For clarity, the term “zero-day” refers to an unforeseen or unconsidered bug or another code issue within the browser that can be exploited by bad actors. Or, conversely, to refer to a problem that’s known but which doesn’t have a fix yet. The latest patch fixes the zero-day exploit CVE-2022-1096. Specifically, a vulnerability in the JavaScript engine used by Chrome. With the vulnerability, bad actors can effectively insert their own code into the browser. Allowing malicious entities to execute code that could compromise users and their data. And potentially in any number of ways.
Why aren’t there more details about this Chrome Zero Day-fixing update?

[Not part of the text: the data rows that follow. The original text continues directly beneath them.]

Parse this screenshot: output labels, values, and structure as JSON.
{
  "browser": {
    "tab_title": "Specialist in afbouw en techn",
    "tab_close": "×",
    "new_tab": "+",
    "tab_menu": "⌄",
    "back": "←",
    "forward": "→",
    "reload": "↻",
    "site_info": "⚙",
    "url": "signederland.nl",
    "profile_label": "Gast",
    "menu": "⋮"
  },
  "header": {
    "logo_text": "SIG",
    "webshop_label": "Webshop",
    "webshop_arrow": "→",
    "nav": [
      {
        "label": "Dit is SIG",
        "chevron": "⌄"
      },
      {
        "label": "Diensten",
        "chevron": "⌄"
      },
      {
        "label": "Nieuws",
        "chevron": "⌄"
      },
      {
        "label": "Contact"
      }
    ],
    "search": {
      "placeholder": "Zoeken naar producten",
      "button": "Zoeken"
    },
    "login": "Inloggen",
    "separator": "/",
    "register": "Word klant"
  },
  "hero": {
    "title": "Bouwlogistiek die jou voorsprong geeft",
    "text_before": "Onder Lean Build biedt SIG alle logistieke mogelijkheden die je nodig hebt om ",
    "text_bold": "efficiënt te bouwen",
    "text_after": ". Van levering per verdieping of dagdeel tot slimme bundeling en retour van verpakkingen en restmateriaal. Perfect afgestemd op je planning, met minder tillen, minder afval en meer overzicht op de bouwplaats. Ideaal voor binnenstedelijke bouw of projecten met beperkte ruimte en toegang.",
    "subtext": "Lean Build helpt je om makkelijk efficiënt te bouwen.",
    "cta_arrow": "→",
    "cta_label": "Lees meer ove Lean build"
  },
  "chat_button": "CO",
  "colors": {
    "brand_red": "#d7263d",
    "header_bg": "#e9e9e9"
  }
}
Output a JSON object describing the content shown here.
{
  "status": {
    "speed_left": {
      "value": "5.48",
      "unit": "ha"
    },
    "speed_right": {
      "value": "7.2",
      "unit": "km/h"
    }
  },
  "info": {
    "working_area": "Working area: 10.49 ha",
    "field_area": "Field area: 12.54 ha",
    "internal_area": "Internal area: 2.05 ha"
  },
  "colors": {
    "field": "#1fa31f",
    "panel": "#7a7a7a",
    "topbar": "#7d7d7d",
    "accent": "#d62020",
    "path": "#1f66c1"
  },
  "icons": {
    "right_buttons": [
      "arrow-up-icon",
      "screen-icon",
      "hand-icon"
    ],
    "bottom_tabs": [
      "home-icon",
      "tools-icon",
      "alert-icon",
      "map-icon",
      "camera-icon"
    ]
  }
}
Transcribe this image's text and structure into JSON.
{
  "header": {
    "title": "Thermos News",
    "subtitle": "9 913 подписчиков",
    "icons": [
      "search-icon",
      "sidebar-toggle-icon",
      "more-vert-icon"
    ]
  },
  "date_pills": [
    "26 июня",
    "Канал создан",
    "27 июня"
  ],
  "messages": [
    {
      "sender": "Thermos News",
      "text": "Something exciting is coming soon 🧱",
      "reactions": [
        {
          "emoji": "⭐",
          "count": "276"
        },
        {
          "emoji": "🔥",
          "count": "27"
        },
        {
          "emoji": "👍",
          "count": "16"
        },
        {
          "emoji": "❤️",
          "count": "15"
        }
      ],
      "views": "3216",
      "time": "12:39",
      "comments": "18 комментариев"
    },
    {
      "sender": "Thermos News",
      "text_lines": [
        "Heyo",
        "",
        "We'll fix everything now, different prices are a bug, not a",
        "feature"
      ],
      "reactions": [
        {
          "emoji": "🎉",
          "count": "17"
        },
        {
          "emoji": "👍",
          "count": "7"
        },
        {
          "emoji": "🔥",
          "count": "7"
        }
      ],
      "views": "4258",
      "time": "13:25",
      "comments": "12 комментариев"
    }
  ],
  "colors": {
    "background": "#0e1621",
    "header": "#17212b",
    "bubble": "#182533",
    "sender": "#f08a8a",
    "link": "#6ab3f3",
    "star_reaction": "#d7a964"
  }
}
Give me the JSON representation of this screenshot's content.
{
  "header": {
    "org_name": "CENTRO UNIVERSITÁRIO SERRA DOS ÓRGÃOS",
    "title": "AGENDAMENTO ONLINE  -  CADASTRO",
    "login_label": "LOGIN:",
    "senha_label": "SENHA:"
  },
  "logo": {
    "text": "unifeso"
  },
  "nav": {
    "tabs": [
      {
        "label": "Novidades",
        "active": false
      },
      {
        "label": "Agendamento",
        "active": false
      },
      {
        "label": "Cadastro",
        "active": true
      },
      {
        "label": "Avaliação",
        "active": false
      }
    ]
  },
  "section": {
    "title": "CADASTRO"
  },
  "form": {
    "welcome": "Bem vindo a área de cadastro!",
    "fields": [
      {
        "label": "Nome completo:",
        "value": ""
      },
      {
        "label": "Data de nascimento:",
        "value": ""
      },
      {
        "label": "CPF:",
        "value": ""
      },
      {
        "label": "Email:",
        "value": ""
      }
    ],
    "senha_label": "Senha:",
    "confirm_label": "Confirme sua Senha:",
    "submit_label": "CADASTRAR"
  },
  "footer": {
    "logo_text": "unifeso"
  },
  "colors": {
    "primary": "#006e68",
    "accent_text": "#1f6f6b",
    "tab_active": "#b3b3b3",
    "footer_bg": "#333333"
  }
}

Now, Chrome is no stranger to exploits despite Google’s claims about its security. In fact, while the company has been subject to zero-day exploits in the past, this isn’t the first time this year either. Earlier this year, the company was reportedly forced by another zero-day exploit to roll out an update patch. That patch, rolled out in February, fixed a bug that allowed North Korean hackers to compromise real websites and create spoof sites. In the latter case, primarily via the use of unsecured domain names that closely matched the real ones. The compromise lasted a little longer than a month. Google was informed of the latest problem with Chrome back on March 23. Specifically, via an anonymous tip. However, details about this most recent zero-day exploit haven’t been revealed just yet. It also isn’t clear whether or not the latest vulnerability has been exploited. That will remain the case until the patch is widely rolled out and most users have updated to version 99.0.4844.84. Detailing the exploit makes it easier for malicious entities to make use of it. As such, Chrome users are advised to update to the latest version of Chrome as soon as possible. The update applies specifically to Windows, Mac, and Linux platforms.